For any finite-dimension vector space $V$ with ordered basis $\beta$, $\phi_\beta$ is an isomorphism.
My work: Let $\beta=(v_1,v_2, \dots ,v_n)$ be a n-dimensional ordered basis for $V$. To check $\phi_\beta$ is an isomorphism, we need to prove it is injective and surjective.
Let $x \in V$, then $x=a_1v_1+\dots+a_nv_n$ for $a_i \in F$.
Injective: we need to prove for all set of vectors $x$ in $V$, $\phi_\beta(x)$={$o_n$}
Here, $\phi_\beta(x)=[x]_\beta$=$(a_1,\dots,a_n)^t=(0,\dots,0)^t$, thus $N(T)={0}$.
To prove surjective, since the linear mapping is defined $\phi_\beta:V \rightarrow F^n$, and that $dim(v)=dim(F^n)$, by the theorem ( Let $V$ and $W$ be vector spaces of equal dimensions, then $T$ is onto), we see it is surjective.
Hence, it is an isomorphism.
Can I leave like that?
Best Answer
Let $V$ be a $n$-dimensional vector space over the field $F$ and $\beta=(v_1,\dots,v_n)$ a basis.
Define the function $$ \phi_\beta : V \to F^n, \quad x=\sum_{i=1}^n x_i v_i \mapsto (x_1, \dots, x_n) \quad \text{for} \quad x_i \in F \,. $$
The function is an isomorphism iff $V, F^n$ are vector spaces, and $\phi_\beta$ is injective, and surjective.

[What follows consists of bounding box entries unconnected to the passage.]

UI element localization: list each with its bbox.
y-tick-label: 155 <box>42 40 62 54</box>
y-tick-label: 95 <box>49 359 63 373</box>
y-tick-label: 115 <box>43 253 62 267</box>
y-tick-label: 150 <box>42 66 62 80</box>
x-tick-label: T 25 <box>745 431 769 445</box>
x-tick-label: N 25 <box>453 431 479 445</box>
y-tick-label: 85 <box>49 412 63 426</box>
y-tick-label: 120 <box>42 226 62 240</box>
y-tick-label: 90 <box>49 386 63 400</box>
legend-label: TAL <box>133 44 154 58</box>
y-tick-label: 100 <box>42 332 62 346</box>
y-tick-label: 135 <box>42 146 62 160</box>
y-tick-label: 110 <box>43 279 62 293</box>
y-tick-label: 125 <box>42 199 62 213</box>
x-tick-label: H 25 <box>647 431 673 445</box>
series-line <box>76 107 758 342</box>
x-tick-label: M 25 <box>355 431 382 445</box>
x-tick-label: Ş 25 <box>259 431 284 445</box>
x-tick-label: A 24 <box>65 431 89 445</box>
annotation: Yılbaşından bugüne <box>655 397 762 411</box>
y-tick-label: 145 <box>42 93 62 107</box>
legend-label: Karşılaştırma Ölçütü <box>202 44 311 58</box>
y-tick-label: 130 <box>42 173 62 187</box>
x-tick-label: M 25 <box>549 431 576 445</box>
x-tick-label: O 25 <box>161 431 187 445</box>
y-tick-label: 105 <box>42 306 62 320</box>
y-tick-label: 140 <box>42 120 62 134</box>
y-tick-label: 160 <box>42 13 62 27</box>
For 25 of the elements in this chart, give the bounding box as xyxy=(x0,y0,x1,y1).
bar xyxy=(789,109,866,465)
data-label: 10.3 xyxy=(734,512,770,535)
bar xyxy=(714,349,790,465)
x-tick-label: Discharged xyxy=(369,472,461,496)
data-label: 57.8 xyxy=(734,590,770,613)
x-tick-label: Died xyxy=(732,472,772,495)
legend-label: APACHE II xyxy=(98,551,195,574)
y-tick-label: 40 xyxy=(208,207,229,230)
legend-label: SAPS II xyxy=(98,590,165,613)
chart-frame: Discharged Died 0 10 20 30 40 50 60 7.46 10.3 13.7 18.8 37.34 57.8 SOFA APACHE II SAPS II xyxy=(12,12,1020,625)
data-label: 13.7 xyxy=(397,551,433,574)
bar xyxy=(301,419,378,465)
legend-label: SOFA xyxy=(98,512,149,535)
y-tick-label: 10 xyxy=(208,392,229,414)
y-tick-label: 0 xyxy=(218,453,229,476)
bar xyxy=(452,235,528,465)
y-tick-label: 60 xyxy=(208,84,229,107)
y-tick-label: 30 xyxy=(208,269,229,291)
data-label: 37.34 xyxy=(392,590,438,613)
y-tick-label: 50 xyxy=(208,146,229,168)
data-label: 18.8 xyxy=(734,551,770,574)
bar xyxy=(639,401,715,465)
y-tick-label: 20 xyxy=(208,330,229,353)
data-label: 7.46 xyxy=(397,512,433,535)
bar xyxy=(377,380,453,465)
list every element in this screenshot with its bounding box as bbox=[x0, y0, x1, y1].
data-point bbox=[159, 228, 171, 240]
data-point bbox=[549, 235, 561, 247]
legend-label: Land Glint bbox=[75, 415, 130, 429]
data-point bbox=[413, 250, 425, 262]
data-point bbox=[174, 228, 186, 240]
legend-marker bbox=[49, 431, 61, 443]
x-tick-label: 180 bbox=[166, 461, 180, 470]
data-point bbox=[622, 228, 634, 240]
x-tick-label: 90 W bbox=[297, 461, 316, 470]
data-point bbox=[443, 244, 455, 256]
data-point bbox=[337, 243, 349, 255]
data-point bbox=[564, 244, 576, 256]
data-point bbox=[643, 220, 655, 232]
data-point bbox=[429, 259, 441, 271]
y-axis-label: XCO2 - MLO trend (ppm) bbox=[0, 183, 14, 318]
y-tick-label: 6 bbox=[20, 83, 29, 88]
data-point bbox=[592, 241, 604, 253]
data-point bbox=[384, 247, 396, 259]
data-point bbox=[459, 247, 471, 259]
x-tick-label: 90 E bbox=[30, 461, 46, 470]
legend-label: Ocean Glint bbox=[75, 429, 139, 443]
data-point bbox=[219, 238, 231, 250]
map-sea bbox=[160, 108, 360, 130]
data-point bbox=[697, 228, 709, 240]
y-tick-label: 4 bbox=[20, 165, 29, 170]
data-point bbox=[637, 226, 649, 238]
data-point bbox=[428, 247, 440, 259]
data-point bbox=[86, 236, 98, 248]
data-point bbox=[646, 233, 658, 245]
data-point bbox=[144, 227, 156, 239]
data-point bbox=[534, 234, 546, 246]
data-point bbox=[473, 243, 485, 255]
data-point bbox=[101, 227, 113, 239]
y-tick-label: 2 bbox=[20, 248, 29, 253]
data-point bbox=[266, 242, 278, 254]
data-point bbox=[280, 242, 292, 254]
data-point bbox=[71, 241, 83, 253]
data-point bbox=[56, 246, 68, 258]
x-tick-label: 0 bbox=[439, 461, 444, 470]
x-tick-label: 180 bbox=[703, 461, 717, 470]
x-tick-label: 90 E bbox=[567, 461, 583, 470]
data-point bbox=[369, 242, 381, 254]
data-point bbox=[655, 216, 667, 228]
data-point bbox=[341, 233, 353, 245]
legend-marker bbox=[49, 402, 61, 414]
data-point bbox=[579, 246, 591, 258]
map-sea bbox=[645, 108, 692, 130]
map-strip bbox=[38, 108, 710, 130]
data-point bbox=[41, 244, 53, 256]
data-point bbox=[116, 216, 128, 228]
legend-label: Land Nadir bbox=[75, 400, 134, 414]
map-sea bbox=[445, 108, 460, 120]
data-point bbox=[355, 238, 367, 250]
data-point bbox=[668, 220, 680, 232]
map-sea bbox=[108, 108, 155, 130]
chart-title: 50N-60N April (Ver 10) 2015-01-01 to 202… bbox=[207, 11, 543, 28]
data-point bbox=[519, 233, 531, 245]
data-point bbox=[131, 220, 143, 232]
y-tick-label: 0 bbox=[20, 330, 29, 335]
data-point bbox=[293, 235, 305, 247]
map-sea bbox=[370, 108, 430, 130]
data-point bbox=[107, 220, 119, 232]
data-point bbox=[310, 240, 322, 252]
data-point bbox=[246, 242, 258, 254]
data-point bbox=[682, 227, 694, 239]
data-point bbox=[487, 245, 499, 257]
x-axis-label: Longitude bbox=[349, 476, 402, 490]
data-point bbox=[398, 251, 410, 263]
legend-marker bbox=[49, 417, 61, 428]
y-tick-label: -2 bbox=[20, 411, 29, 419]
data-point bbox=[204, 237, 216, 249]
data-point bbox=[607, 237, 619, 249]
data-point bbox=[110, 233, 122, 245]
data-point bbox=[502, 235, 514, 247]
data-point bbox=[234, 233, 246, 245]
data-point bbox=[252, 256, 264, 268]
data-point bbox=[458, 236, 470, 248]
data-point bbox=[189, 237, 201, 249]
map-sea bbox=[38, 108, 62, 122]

The vector space argument is given by definition.
Injective: check if $\phi_\beta$ only maps $0_V$ onto $0_{F^n}$. \begin{align} 0_{F^n} &\overset{!}{=} \phi_\beta(x) = (x_1, \dots, x_n) \\ \implies x_i &= 0_F \quad \forall i \\ \implies x &= 0_V \end{align} Thus, $\phi_\beta$ is injective.
Surjective: check that every vector in $F^n$ is mapped onto.
Let $x_{F^n}=(x_1, \dots, x_n) \in F^n$ be given. Define $x_V=\sum_{i=1}^n x_i v_i \in V$ and we get $\phi_\beta(x_V) = x_{F^n}$. Thus, $\phi_\beta$ is surjective and finally we showed it is an isomorphism.